Alessandro Maria Ferreri, chief executive officer and owner of The Style Gate consulting firm, was of the same mind. “Seasons don’t correspond to the use of the customer nor to the climate. The existing business models date back to the Fifties, when U.S. department stores needed new collections after Thanksgiving and Black Friday and then in the Eighties, catering to the likes of Isetan or Takashimaya in Japan, buyers wanted new clothes after Golden Week and the cherry blossom.”
Now, companies have been looking at other markets, such as China; the power of some of the biggest American department stores has waned while that of the online channel has been growing, and brands increasingly operate their own stores worldwide, so that customers can buy whatever and whenever they want. The system before “was toxic,” said Ferreri, “so we can take advantage of this moment to change it and be in sync with the seasons,” foregoing discounts, “which ruin the collections.”
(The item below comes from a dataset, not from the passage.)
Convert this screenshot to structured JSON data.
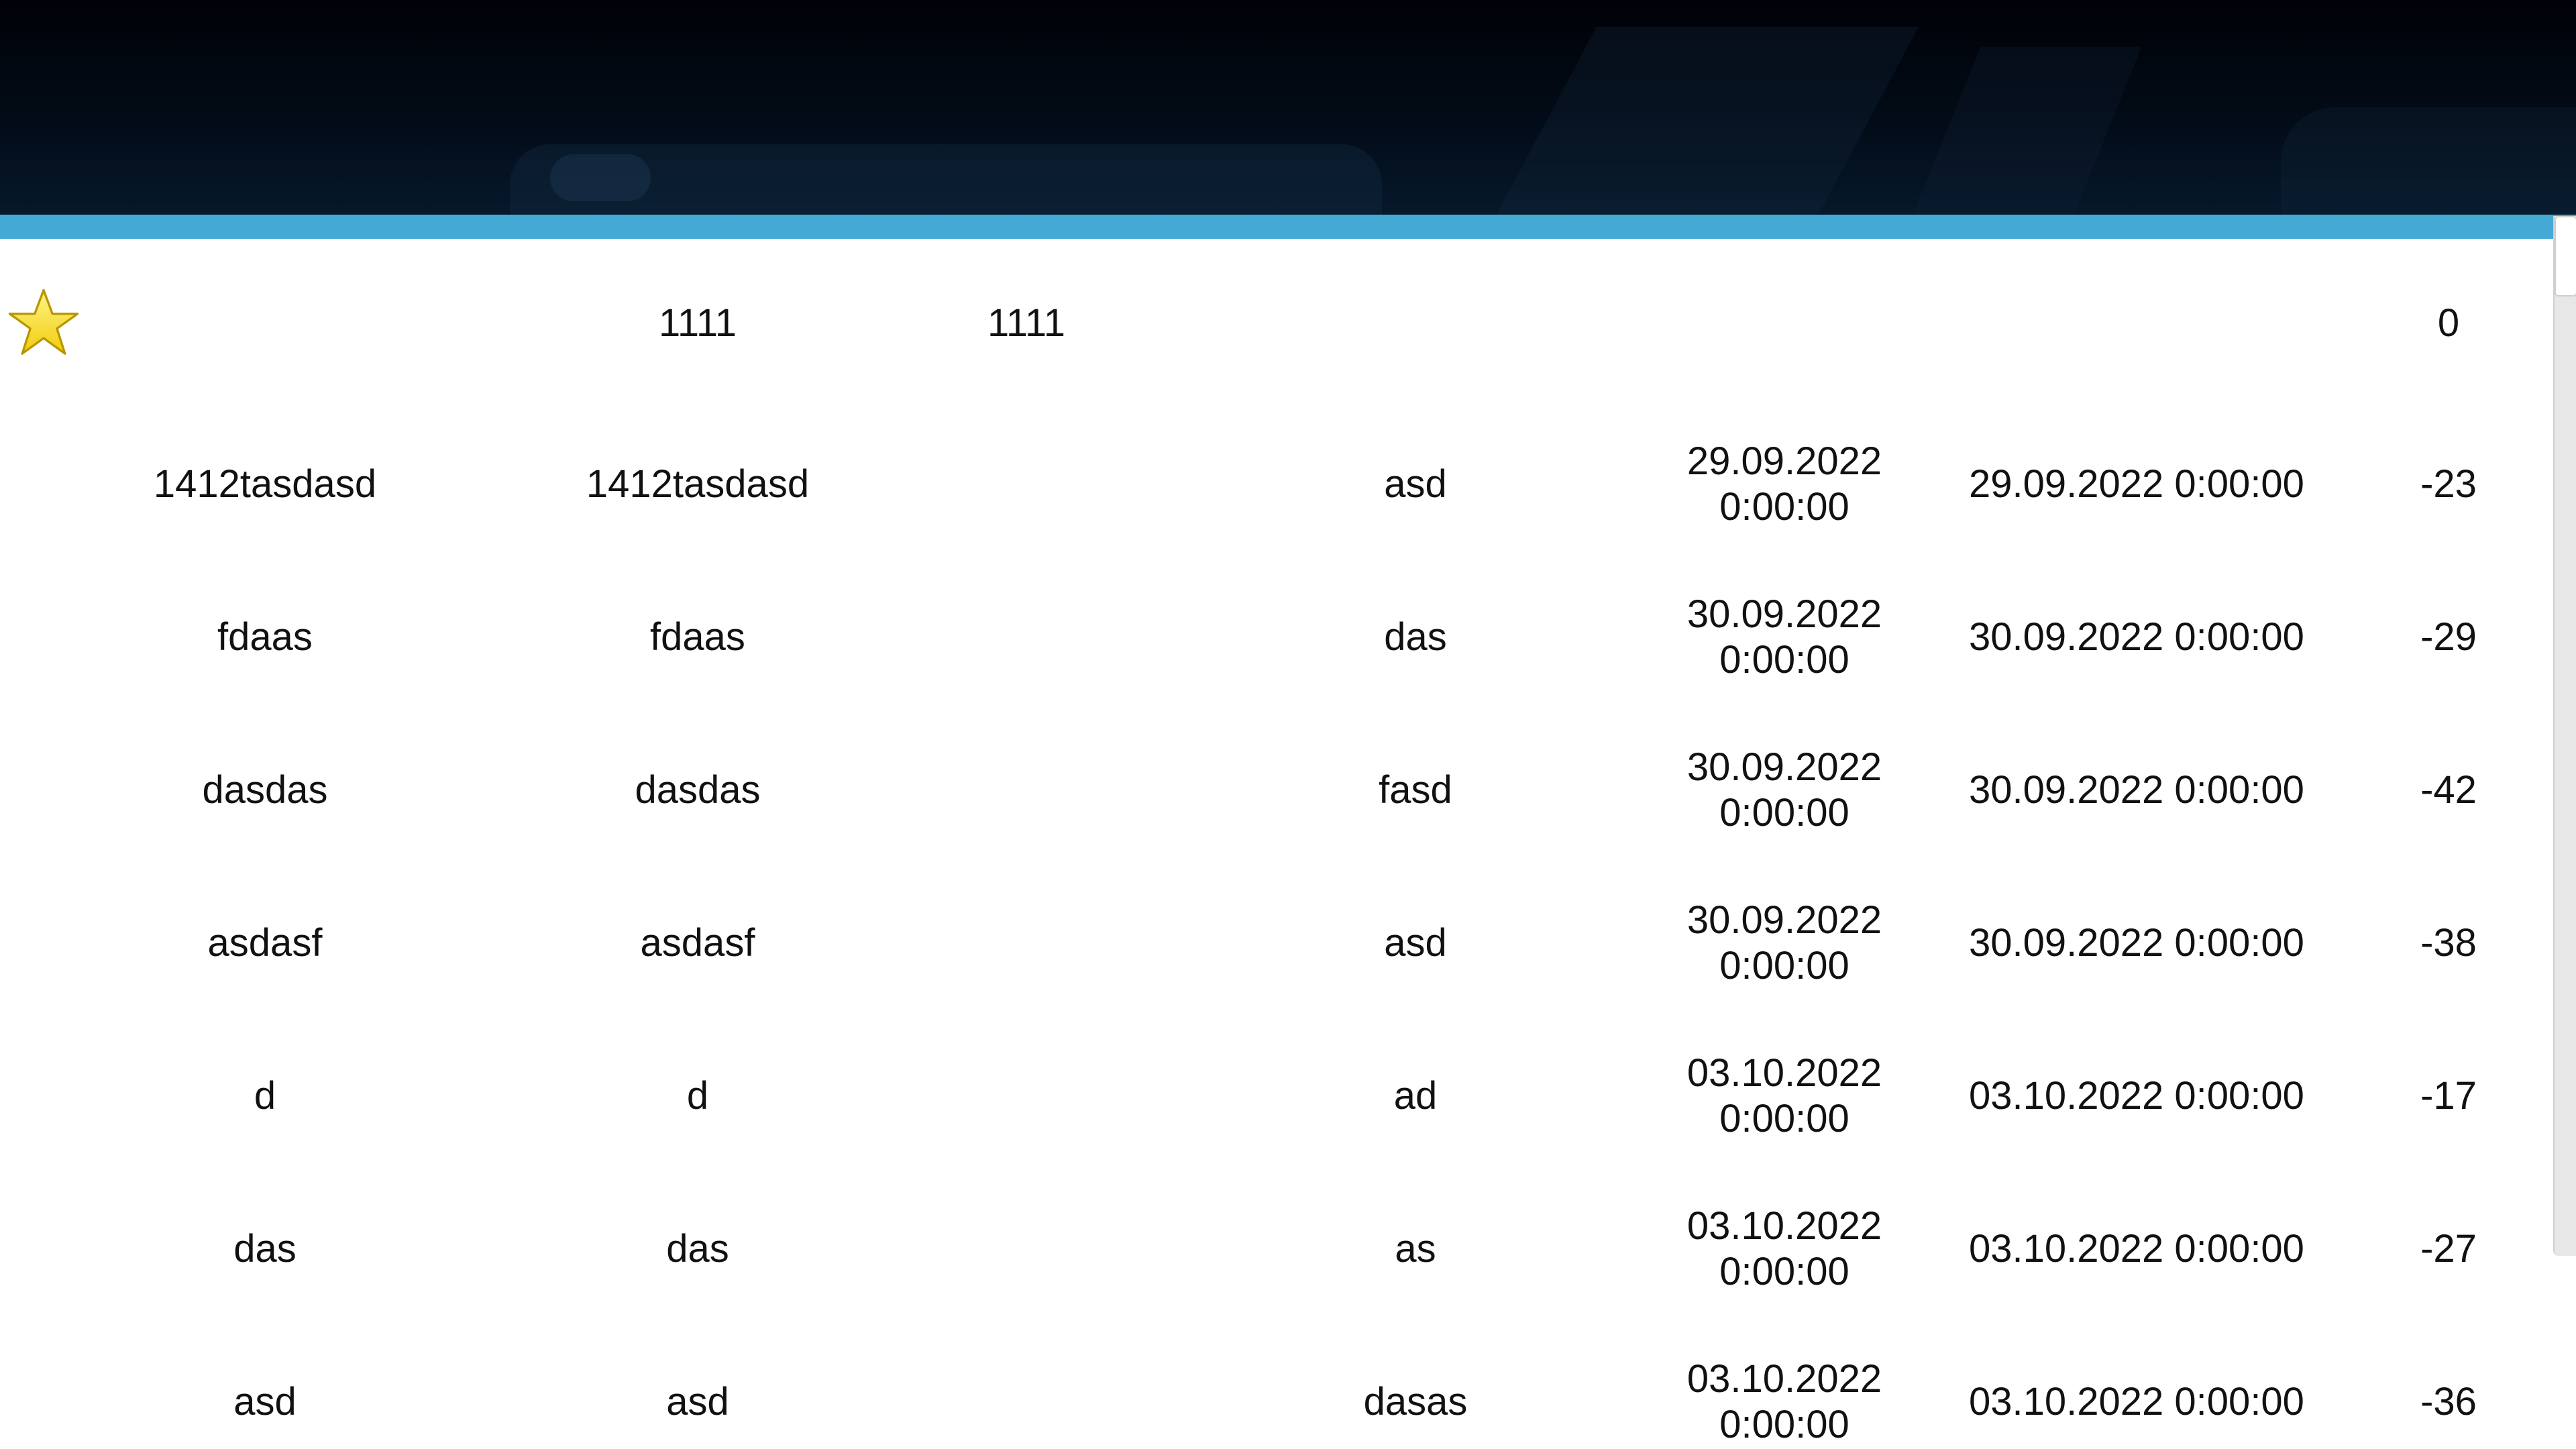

“In an ideal world,” he said, “a brand should be able to split the calendar and deliver collections every two or three months, we could name them one, two, three and so on,” he said with a chuckle, downplaying the importance of naming them. “This way, they would never be old and they would never be discounted. Clearly they would need to be sold six months ahead so that producers have time to manufacture them and buyers can allocate their budgets.”
Ferreri observed that designers are fighting their battles, also depending on the size of their business, but they share the need to be creative. Michele can call the collections whatever he wishes, but the commercial side will continue as it is, contended Ferreri. But the designer needs to have the time to be creative, just as a writer wants to take the time to write his book. “Just as a Picasso painting is not thrown away because it’s old, why should a fashion design be discarded after one or two seasons? The product is an expression of the creative soul, just as it is for an artist.”